On 19 February 2024 the Legal Affairs and Safety Committee tabled a report recommending that State Parliament pass the Criminal Code and Other Legislation (Double Jeopardy Exception and Subsequent Appeals) Amendment Bill 2023.  The Committee’s recommendation was made over objection by the Queensland Law Society and the Bar Association.


You can access the Bill here:-


And, the Committee’s Report here:-


The Bill diminishes the protection afforded by a plea of Autrofis Acquit. There are three fundamental aspects.


First, the Bill expands the statutory exception to the double jeopardy rule permitting the Crown to make application to the Court of Appeal for leave to re-try an acquitted person. Currently, a Crown application may only be made in respect of a prosecution for murder. The Bill enlarges the list of subject offences to include various sexual offences, including rape and sexual assault.


Second, the Bill amends the test that the Crown must meet in the application, in particular the meaning of the term “fresh evidence” viz. the requirement that it was unavailable at first instance with the exercise of due diligence.


Third, the Bill creates a new avenue of appeal against conviction for a sentenced prisoner to the Queensland Court of Appeal, where their appeal rights have otherwise been exhausted.

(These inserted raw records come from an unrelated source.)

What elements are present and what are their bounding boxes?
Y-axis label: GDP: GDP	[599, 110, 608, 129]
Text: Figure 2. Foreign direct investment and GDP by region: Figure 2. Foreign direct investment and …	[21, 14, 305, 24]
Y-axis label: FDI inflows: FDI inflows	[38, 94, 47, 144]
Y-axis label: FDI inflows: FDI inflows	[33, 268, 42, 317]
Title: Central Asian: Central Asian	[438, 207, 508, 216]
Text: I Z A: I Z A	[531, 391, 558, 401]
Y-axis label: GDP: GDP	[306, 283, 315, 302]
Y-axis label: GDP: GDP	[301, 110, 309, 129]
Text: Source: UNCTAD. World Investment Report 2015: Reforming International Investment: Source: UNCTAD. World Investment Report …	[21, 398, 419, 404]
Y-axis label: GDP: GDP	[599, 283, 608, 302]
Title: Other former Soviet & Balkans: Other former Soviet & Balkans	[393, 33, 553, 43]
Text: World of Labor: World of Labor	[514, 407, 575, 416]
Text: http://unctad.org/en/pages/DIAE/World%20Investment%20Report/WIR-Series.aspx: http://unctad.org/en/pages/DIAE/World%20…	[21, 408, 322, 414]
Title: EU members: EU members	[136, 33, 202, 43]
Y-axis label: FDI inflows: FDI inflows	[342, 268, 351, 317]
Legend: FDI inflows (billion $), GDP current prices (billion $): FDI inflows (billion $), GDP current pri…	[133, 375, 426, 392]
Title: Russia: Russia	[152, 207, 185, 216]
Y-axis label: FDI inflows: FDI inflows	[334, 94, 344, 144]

The Appellant must establish the existence of “fresh evidence” or “new evidence” that is compelling. In the case of an application based on fresh evidence, the Appellant must establish that allowing their conviction to stand will occasion a miscarriage of justice. Respecting “new evidence” (i.e. evidence available at trial with exercise of due diligence by the defence), a novel test is prescribed. The Appellant must establish that the new evidence proves, to the balance of probabilities, that they are not guilty. In other words, the test imposes an onus to prove a negative to the civil standard. This test is a new concept in criminal appeal statutes.


The Bill follows the mass media publicity around flaws in DNA evidence produced by Queensland Health Forensic and Scientific Services consequent upon the findings of the Commission of Inquiry into DNA testing in Queensland.


There has been understandable outcry in certain sectors of the Queensland community at the prospect that offenders may have evaded conviction due to QHFSS producing flawed or incomplete expert (forensic biology) evidence. However, the number of cases materially impacted is not yet known. That which is known is that the rule against double jeopardy is a cornerstone of our criminal justice system.


The double jeopardy rule is underpinned by matters of high principle: the need for finality in criminal proceedings, the incontrovertibility of the verdict of the jury, the importance of propriety in police investigations and the need to limit State power to guard against oppression in the adversarial process. Each is an essential characteristic of a criminal justice system in which the public can have confidence.


In its March 2001 final report into ‘Double Jeopardy and Prosecution Appeals’, the Law Commission of England and Wales concluded that the only offence justified to come within the scope of any exception to the double jeopardy rule is murder. In so doing, the Commission made two clarion observations. First, murder is an offence qualitatively different from all others, such that, “…an apparently illegitimate acquittal is manifest, and so serious that it overrides the values implicit in the rule against double jeopardy”.  The Commission’s second point is worth rehearsing in full:-


“It is, of course, always the case that the law (and particularly the criminal law) should represent the prevailing values of society, and it is important to recognise that such values can and do change. Even so, double jeopardy serves to maintain confidence in the criminal justice system in a way that is too easily underestimated. The reaction to a particular case can be vocal, powerful and immediate. In a highly charged atmosphere which might understandably arise it may be all too easy to discount the reassurance gained by reflecting, in less emotive circumstances, on long-standing traditional bulwarks of individual liberty.”


The ‘untrue’ DNA evidence produced by QHFSS was a function of a finite episode of executive, bureaucratic and expert error. Statutory modification of the rule against double jeopardy will impact our criminal justice system indefinitely.